Gardiner signed up for NZTE to get support on the export process. While he often says “we” when speaking of the business, it’s really just him keeping the show on the road – with support from Beth, of course, who functions as an unpaid intern/CFO. Having experts to tap into for business advice and insight has been key. 

“There are a whole lot of unknown unknowns. I know, for example, what I need to do, compliance and food-grade wise, to export out of New Zealand, but what do I need to do to import into, say… Vietnam?” 

So, NZTE has set Fussy Dog up with a food and beverage exporting expert who will help Gardiner sift through the complexities of international markets. 

Whether it’s in New Zealand or abroad, Gardiner reckons that dogs (and their owners) will continue to take to this product quickly. “A lot of dogs are fussy eaters,” he says. “I mean if you were given corn flakes without milk, morning and night, and that’s all you ate for your entire life, you’d start rolling your eyes eventually.” 

And while many dogs are fussy eaters, some have dietary restrictions, are getting on in years or are simply just jerks. “We had one customer who took their dog to the vet because it wasn’t eating, and the vet diagnosed the dog as basically just being a picky asshole,” Gardiner laughs. The gravy resolved the issue completely.  

Every Fussy Dog jar features a full nutritional panel. This isn’t a requirement for pet food products, but it’s a game changer for dogs with dietary restrictions. Pugs, schnauzers – lots of “squashed-face breeds”, as Gardiner put it – have kidney issues and can’t have too much salt. Fussy Dog’s chicken, peanut, banana, and greenshell mussel gravy is low-sodium, low-fat, and was formulated with them in mind.

The most heartwarming feedback the team has received came from a woman with an elderly dog. Her dog needed to take two pills everyday and everyday it was a fight to get them down. But with a little bit of gravy, the dog would swallow the pills straight away. 

“This woman said we’d literally extended the life of her dog.”

At Fussy Dog the commitment to quality is extreme. Gardiner taste tests every batch himself alongside the R&D team – after all, it’s all human grade quality.
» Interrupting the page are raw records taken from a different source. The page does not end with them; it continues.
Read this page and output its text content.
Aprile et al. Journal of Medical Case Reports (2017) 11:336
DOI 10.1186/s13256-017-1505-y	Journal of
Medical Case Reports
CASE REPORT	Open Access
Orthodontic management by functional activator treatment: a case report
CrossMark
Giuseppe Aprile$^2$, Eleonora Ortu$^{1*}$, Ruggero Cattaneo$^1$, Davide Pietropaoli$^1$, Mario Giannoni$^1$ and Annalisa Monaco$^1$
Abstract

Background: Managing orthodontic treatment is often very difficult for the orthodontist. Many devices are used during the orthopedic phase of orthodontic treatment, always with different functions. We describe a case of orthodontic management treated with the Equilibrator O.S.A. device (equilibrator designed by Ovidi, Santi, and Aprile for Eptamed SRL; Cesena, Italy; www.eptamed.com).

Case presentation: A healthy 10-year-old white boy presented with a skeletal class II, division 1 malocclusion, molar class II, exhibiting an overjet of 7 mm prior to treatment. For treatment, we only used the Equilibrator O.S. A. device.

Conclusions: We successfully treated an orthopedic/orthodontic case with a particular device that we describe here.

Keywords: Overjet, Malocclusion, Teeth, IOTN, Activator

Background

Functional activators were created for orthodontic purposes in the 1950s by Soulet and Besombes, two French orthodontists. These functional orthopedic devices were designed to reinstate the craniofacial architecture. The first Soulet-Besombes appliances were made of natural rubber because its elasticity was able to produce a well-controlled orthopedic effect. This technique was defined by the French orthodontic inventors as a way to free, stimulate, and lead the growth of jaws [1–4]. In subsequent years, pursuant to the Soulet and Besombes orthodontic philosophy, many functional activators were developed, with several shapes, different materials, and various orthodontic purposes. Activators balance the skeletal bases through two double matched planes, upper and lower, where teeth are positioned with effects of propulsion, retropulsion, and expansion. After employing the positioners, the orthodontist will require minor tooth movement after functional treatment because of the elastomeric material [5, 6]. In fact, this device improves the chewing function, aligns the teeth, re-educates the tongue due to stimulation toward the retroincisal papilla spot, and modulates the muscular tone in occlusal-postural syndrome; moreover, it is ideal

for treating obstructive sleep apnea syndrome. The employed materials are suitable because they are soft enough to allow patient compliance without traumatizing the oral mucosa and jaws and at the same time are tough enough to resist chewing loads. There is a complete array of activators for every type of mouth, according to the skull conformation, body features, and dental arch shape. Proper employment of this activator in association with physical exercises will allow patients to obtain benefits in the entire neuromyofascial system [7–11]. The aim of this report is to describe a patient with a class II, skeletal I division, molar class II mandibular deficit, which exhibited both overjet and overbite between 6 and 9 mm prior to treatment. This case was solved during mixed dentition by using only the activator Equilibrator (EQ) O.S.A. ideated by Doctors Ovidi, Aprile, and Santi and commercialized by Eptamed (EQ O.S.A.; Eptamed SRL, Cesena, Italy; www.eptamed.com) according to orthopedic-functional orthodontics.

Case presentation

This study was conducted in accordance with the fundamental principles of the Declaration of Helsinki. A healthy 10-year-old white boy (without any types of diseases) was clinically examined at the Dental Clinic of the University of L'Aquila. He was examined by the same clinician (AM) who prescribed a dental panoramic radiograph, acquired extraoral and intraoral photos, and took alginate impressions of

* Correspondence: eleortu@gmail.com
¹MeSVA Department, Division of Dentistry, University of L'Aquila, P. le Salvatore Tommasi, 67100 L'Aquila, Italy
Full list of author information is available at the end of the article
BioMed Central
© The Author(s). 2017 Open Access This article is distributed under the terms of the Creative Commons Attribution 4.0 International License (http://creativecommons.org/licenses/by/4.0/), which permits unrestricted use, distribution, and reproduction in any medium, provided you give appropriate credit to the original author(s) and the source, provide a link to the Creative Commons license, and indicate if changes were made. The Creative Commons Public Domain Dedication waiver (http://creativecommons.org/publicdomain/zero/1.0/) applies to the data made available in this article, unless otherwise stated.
Last month, Gardiner moved the operation from home to a quiet office park in Ōtautahi. The smell of freshly popped popcorn wafts through the space. Order some gravy and you’ll see why – the jars are delivered nestled in a bed of popcorn, which your dog can also eat. 

Packaging popcorn (Photos: Nancy Zhou)

It all feels very professional, which makes Gardiner laugh about Fussy Dog’s first days. Thinking back on Fussy Dog’s original jars – the ones that went to friends and family – he remembers an early marketing brainwave. “I felt like they were missing something, and anything without a barcode looks a bit ham-handed… I just bullshitted one to make it look more professional.” Each code was the same – his initials and phone number. 

Today, the labels feature the nutritional panel, a real barcode, and a QR code. Scan your jar’s QR code, and it’ll take you to Fussy Dog’s website, specifically to photos of the exact ingredients that went into your jar. And the process Gardiner uses to get those ingredients into a powdered, reconstitutable form? That intellectual property has been secured by some of the best in the business. 

The Fussy Dog Co. was born of a problem and a state of uncertainty. It’s a tale of quite literally getting lost in the sauce and emerging with a solution, scalability, and well… a whole lotta gravy.

Gardiner doesn’t think he’s someone suited to offering advice, but he does have some words of wisdom for those wanting to start a business. “Once your product is perfect, you need to market it. Once you start getting sales, how’re you going to ship it? You don’t have to solve every problem on day one. A lot of the solutions you come up with can evolve to meet growing needs, so long as they’re good enough for now.”

One thing that’s good enough for now? “These office chairs we’re sitting in,” Gardiner says. “I got nine of them for $2 on Trade Me. Nine!”